On Tuesday, China’s three major financial regulatory agencies held a joint press conference, where Pan Gongsheng, Governor of the People’s Bank of China, announced a package of economic stimulus policies. These policies include lowering current mortgage interest rates by 0.5 percentage points and reducing the down payment ratio for second home loans from 25% to 15%.
The central bank will also lower key policy interest rates and reduce the reserve requirement ratio by 0.5 percentage points, providing long-term liquidity to the financial market of about 1 trillion yuan. This move is expected to inject at least 800 billion yuan of liquidity support into the stock market.

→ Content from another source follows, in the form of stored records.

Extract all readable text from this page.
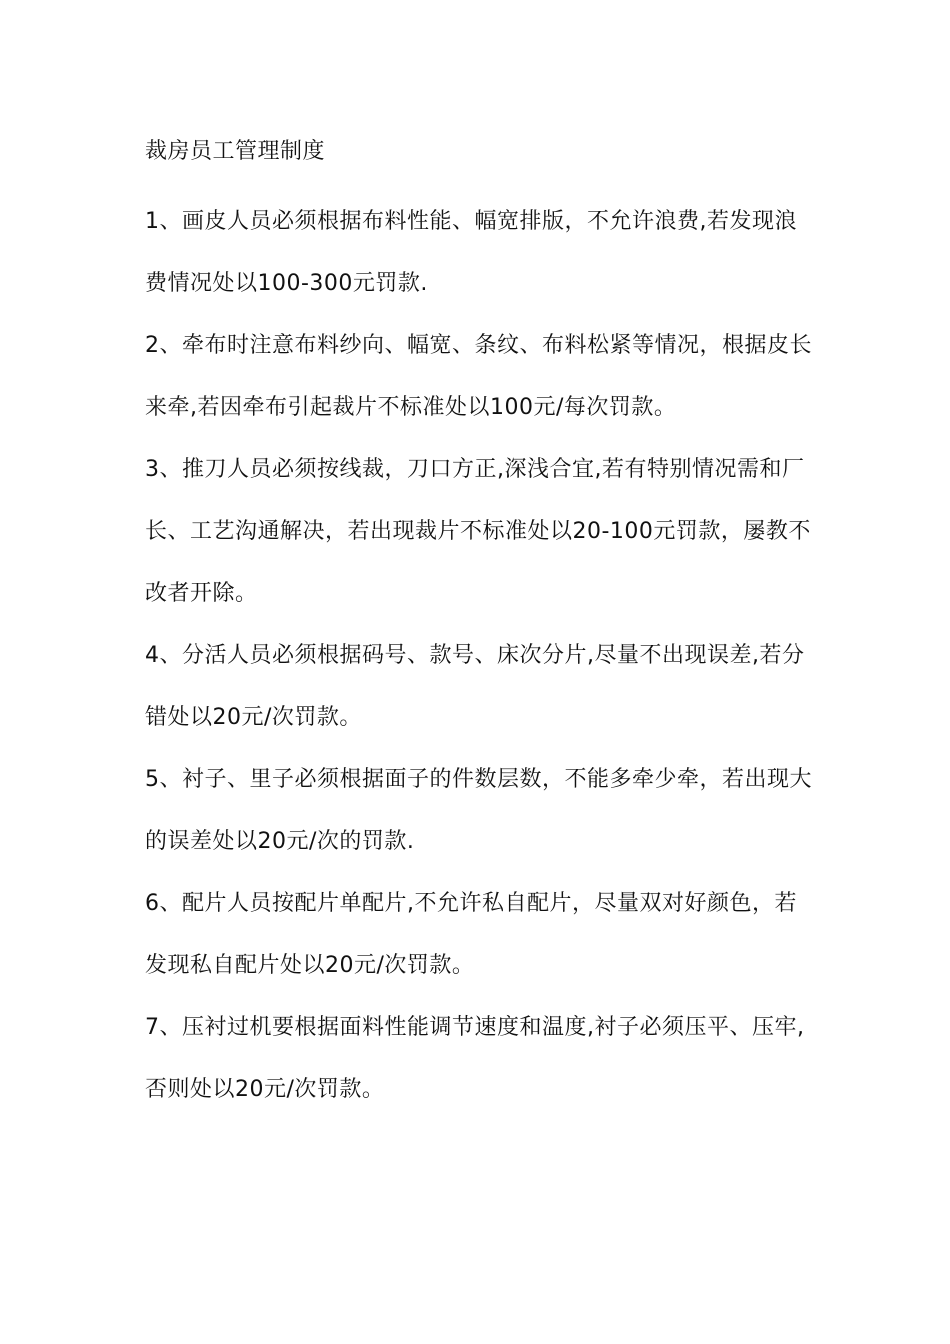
裁房员工管理制度
1、画皮人员必须根据布料性能、幅宽排版，不允许浪费,若发现浪费情况处以100-300元罚款.
2、牵布时注意布料纱向、幅宽、条纹、布料松紧等情况，根据皮长来牵,若因牵布引起裁片不标准处以100元/每次罚款。
3、推刀人员必须按线裁，刀口方正,深浅合宜,若有特别情况需和厂长、工艺沟通解决，若出现裁片不标准处以20-100元罚款，屡教不改者开除。
4、分活人员必须根据码号、款号、床次分片,尽量不出现误差,若分错处以20元/次罚款。
5、衬子、里子必须根据面子的件数层数，不能多牵少牵，若出现大的误差处以20元/次的罚款.
6、配片人员按配片单配片,不允许私自配片，尽量双对好颜色，若发现私自配片处以20元/次罚款。
7、压衬过机要根据面料性能调节速度和温度,衬子必须压平、压牢,否则处以20元/次罚款。
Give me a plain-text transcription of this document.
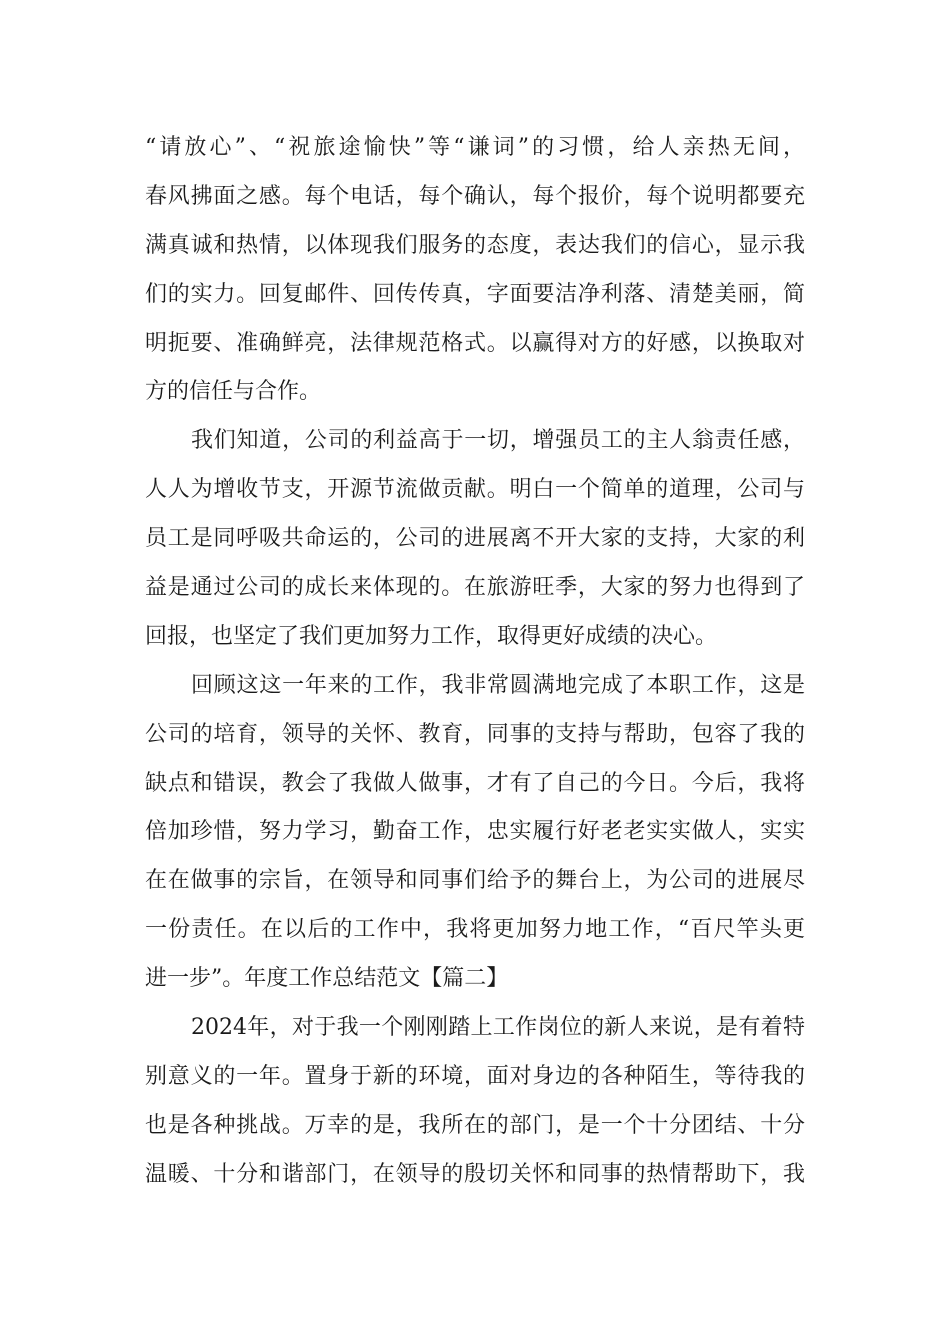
“请放心”、“祝旅途愉快”等“谦词”的习惯，给人亲热无间，
春风拂面之感。每个电话，每个确认，每个报价，每个说明都要充
满真诚和热情，以体现我们服务的态度，表达我们的信心，显示我
们的实力。回复邮件、回传传真，字面要洁净利落、清楚美丽，简
明扼要、准确鲜亮，法律规范格式。以赢得对方的好感，以换取对
方的信任与合作。
我们知道，公司的利益高于一切，增强员工的主人翁责任感，
人人为增收节支，开源节流做贡献。明白一个简单的道理，公司与
员工是同呼吸共命运的，公司的进展离不开大家的支持，大家的利
益是通过公司的成长来体现的。在旅游旺季，大家的努力也得到了
回报，也坚定了我们更加努力工作，取得更好成绩的决心。
回顾这这一年来的工作，我非常圆满地完成了本职工作，这是
公司的培育，领导的关怀、教育，同事的支持与帮助，包容了我的
缺点和错误，教会了我做人做事，才有了自己的今日。今后，我将
倍加珍惜，努力学习，勤奋工作，忠实履行好老老实实做人，实实
在在做事的宗旨，在领导和同事们给予的舞台上，为公司的进展尽
一份责任。在以后的工作中，我将更加努力地工作，“百尺竿头更
进一步”。年度工作总结范文【篇二】
2024年，对于我一个刚刚踏上工作岗位的新人来说，是有着特
别意义的一年。置身于新的环境，面对身边的各种陌生，等待我的
也是各种挑战。万幸的是，我所在的部门，是一个十分团结、十分
温暖、十分和谐部门，在领导的殷切关怀和同事的热情帮助下，我
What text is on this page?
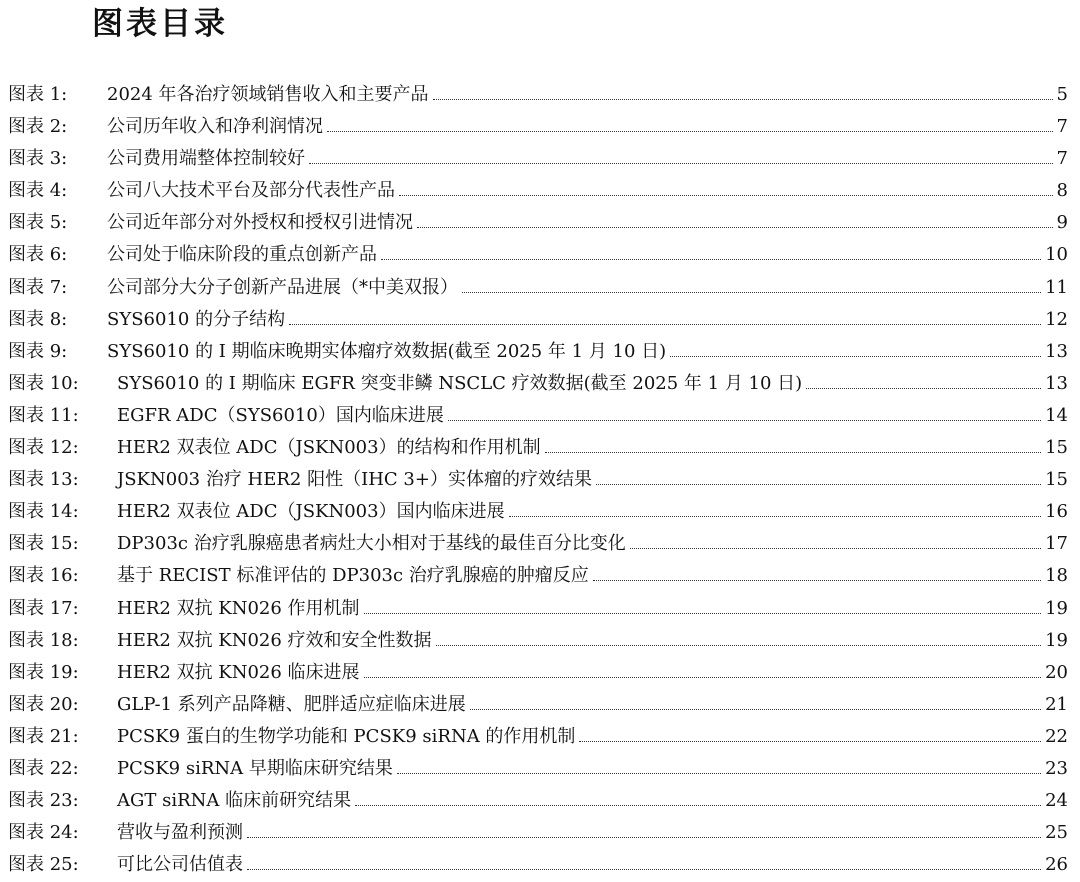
图表目录
图表 1:	2024 年各治疗领域销售收入和主要产品	5
图表 2:	公司历年收入和净利润情况	7
图表 3:	公司费用端整体控制较好	7
图表 4:	公司八大技术平台及部分代表性产品	8
图表 5:	公司近年部分对外授权和授权引进情况	9
图表 6:	公司处于临床阶段的重点创新产品	10
图表 7:	公司部分大分子创新产品进展（*中美双报）	11
图表 8:	SYS6010 的分子结构	12
图表 9:	SYS6010 的 I 期临床晚期实体瘤疗效数据(截至 2025 年 1 月 10 日)	13
图表 10:	SYS6010 的 I 期临床 EGFR 突变非鳞 NSCLC 疗效数据(截至 2025 年 1 月 10 日)	13
图表 11:	EGFR ADC（SYS6010）国内临床进展	14
图表 12:	HER2 双表位 ADC（JSKN003）的结构和作用机制	15
图表 13:	JSKN003 治疗 HER2 阳性（IHC 3+）实体瘤的疗效结果	15
图表 14:	HER2 双表位 ADC（JSKN003）国内临床进展	16
图表 15:	DP303c 治疗乳腺癌患者病灶大小相对于基线的最佳百分比变化	17
图表 16:	基于 RECIST 标准评估的 DP303c 治疗乳腺癌的肿瘤反应	18
图表 17:	HER2 双抗 KN026 作用机制	19
图表 18:	HER2 双抗 KN026 疗效和安全性数据	19
图表 19:	HER2 双抗 KN026 临床进展	20
图表 20:	GLP-1 系列产品降糖、肥胖适应症临床进展	21
图表 21:	PCSK9 蛋白的生物学功能和 PCSK9 siRNA 的作用机制	22
图表 22:	PCSK9 siRNA 早期临床研究结果	23
图表 23:	AGT siRNA 临床前研究结果	24
图表 24:	营收与盈利预测	25
图表 25:	可比公司估值表	26
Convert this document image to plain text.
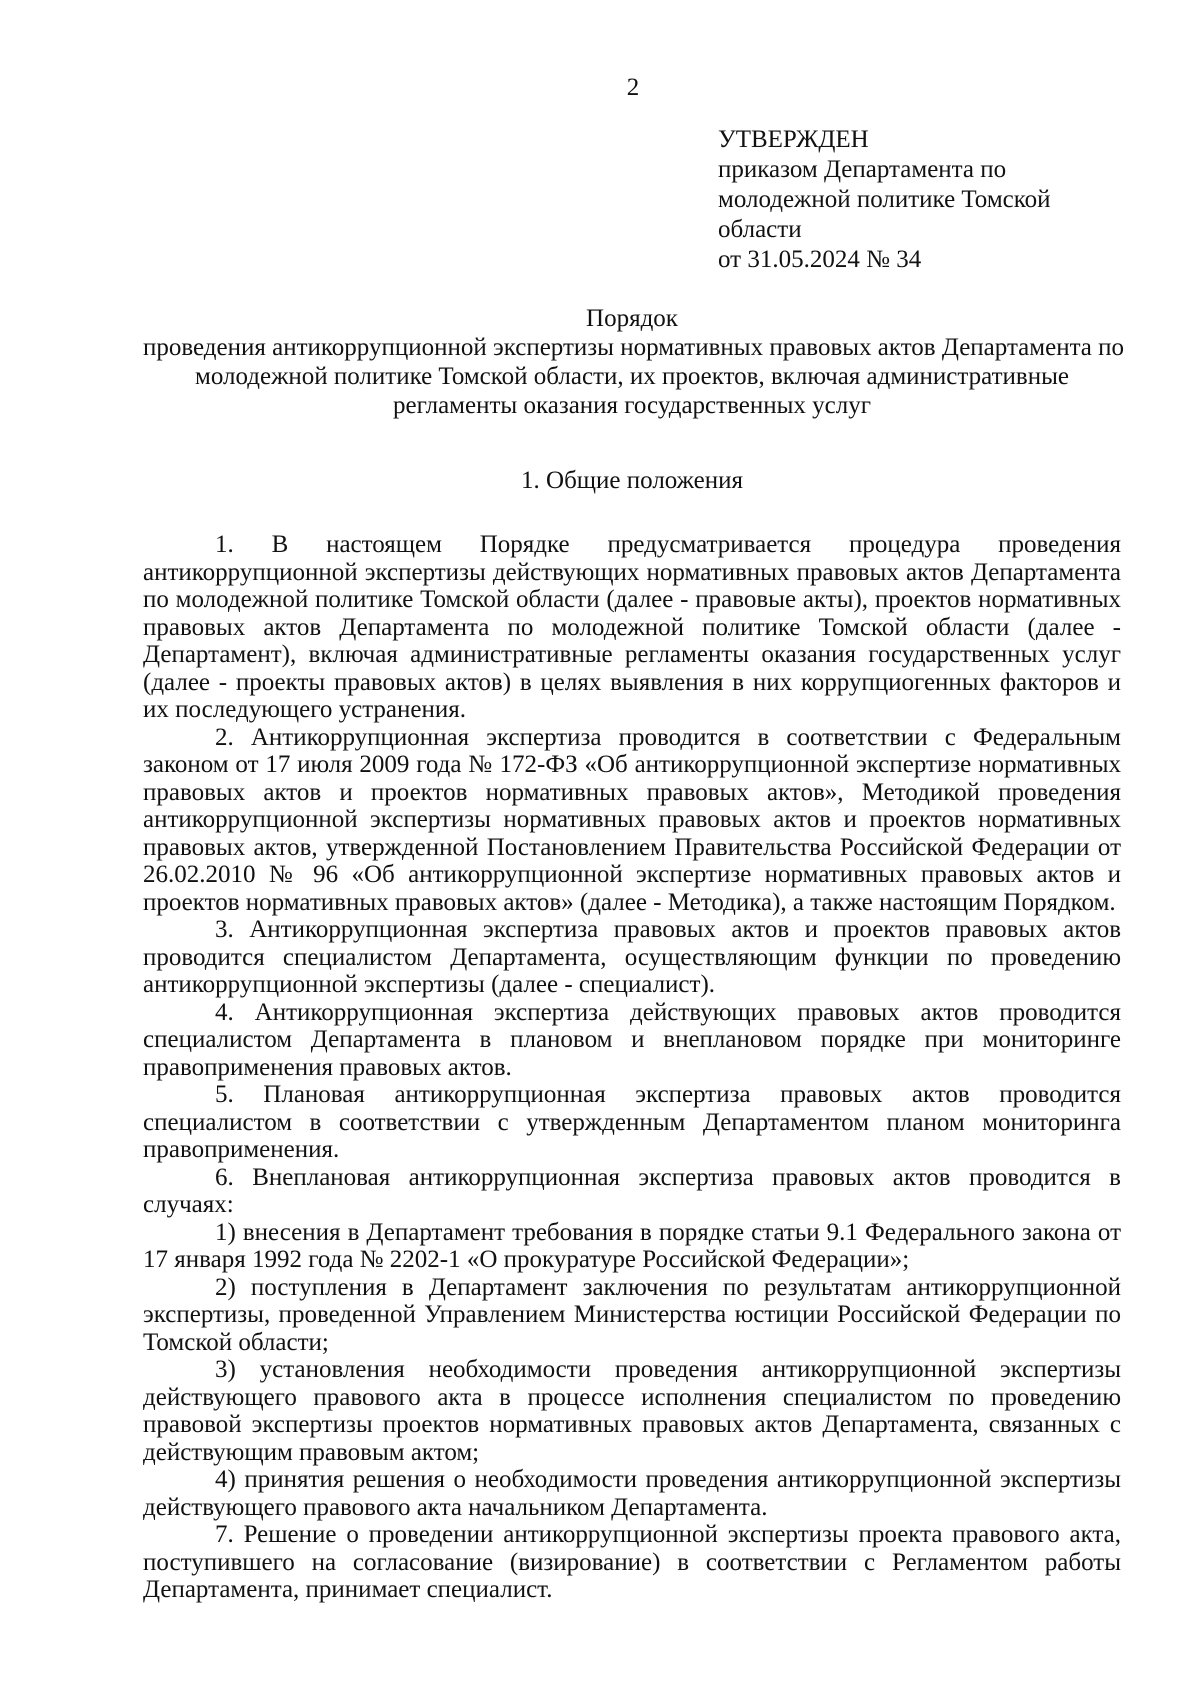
2
УТВЕРЖДЕН
приказом Департамента по
молодежной политике Томской
области
от 31.05.2024 № 34
Порядок
проведения антикоррупционной экспертизы нормативных правовых актов Департамента по
молодежной политике Томской области, их проектов, включая административные
регламенты оказания государственных услуг
1. Общие положения

1. В настоящем Порядке предусматривается процедура проведения антикоррупционной экспертизы действующих нормативных правовых актов Департамента по молодежной политике Томской области (далее - правовые акты), проектов нормативных правовых актов Департамента по молодежной политике Томской области (далее - Департамент), включая административные регламенты оказания государственных услуг (далее - проекты правовых актов) в целях выявления в них коррупциогенных факторов и их последующего устранения.

2. Антикоррупционная экспертиза проводится в соответствии с Федеральным законом от 17 июля 2009 года № 172-ФЗ «Об антикоррупционной экспертизе нормативных правовых актов и проектов нормативных правовых актов», Методикой проведения антикоррупционной экспертизы нормативных правовых актов и проектов нормативных правовых актов, утвержденной Постановлением Правительства Российской Федерации от 26.02.2010 № 96 «Об антикоррупционной экспертизе нормативных правовых актов и проектов нормативных правовых актов» (далее - Методика), а также настоящим Порядком.

3. Антикоррупционная экспертиза правовых актов и проектов правовых актов проводится специалистом Департамента, осуществляющим функции по проведению антикоррупционной экспертизы (далее - специалист).

4. Антикоррупционная экспертиза действующих правовых актов проводится специалистом Департамента в плановом и внеплановом порядке при мониторинге правоприменения правовых актов.

5. Плановая антикоррупционная экспертиза правовых актов проводится специалистом в соответствии с утвержденным Департаментом планом мониторинга правоприменения.

6. Внеплановая антикоррупционная экспертиза правовых актов проводится в случаях:

1) внесения в Департамент требования в порядке статьи 9.1 Федерального закона от 17 января 1992 года № 2202-1 «О прокуратуре Российской Федерации»;

2) поступления в Департамент заключения по результатам антикоррупционной экспертизы, проведенной Управлением Министерства юстиции Российской Федерации по Томской области;

3) установления необходимости проведения антикоррупционной экспертизы действующего правового акта в процессе исполнения специалистом по проведению правовой экспертизы проектов нормативных правовых актов Департамента, связанных с действующим правовым актом;

4) принятия решения о необходимости проведения антикоррупционной экспертизы действующего правового акта начальником Департамента.

7. Решение о проведении антикоррупционной экспертизы проекта правового акта, поступившего на согласование (визирование) в соответствии с Регламентом работы Департамента, принимает специалист.
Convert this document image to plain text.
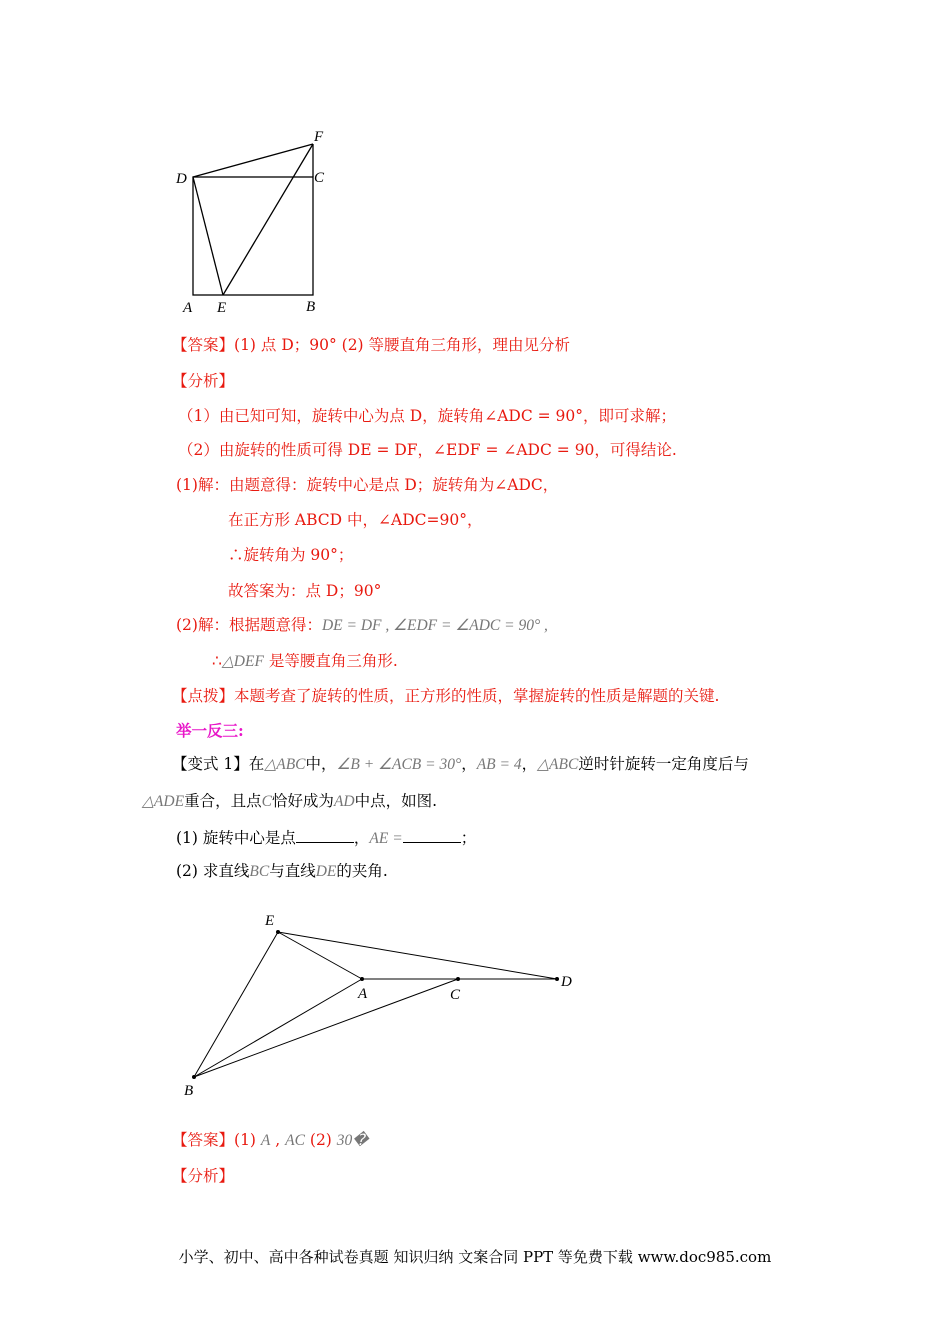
F
D	C
A E	B
【答案】(1) 点 D；90° (2) 等腰直角三角形，理由见分析
【分析】
（1）由已知可知，旋转中心为点 D，旋转角∠ADC = 90°，即可求解；
（2）由旋转的性质可得 DE = DF，∠EDF = ∠ADC = 90，可得结论.
(1)解：由题意得：旋转中心是点 D；旋转角为∠ADC，
在正方形 ABCD 中，∠ADC=90°，
∴旋转角为 90°；
故答案为：点 D；90°
(2)解：根据题意得：DE = DF , ∠EDF = ∠ADC = 90° ,
∴△DEF 是等腰直角三角形.
【点拨】本题考查了旋转的性质，正方形的性质，掌握旋转的性质是解题的关键.
举一反三:
【变式 1】在△ABC中，∠B + ∠ACB = 30°，AB = 4，△ABC逆时针旋转一定角度后与
△ADE重合，且点C恰好成为AD中点，如图.
(1) 旋转中心是点	，AE =	；
(2) 求直线BC与直线DE的夹角.
E
A	C
D
B
【答案】(1) A , AC (2) 30�
【分析】
小学、初中、高中各种试卷真题 知识归纳 文案合同 PPT 等免费下载 www.doc985.com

Impact on the Stock Market
The announcement of these policies has spurred China’s stock market to surge, with the Shanghai Composite Index reaching a four-month high. The market’s positive response is a clear indication of the effectiveness of these stimulus policies.
RMB Exchange Rate
Pan Gongsheng stated that the current external environment and the uncertainty of the US dollar trend still exist, but judging from China’s situation, the RMB exchange rate still has a relatively stable and solid foundation. The factors influencing the exchange rate are varied, and the monetary policies of major economies have been adjusted recently, easing the pressure on the depreciation of the RMB exchange rate.
The Federal Reserve’s 50 basis point interest rate cut has marked the beginning of an interest rate cut cycle, weakening the momentum for appreciation of the US dollar. As the cyclical differences between domestic and foreign monetary policies have converged, the external pressure on the RMB exchange rate to be basically stable has been significantly reduced.
Exchange Rate Policy
The People’s Bank of China’s position on exchange rate policy is clear and transparent. The key points include adhering to the decisive role of the market in the formation of exchange rates and maintaining the flexibility of the exchange rate. The central bank will also strengthen the guidance of expectations, prevent the foreign exchange market from forming unilateral consensus expectations, and keep the RMB exchange rate basically stable at a reasonable and balanced level.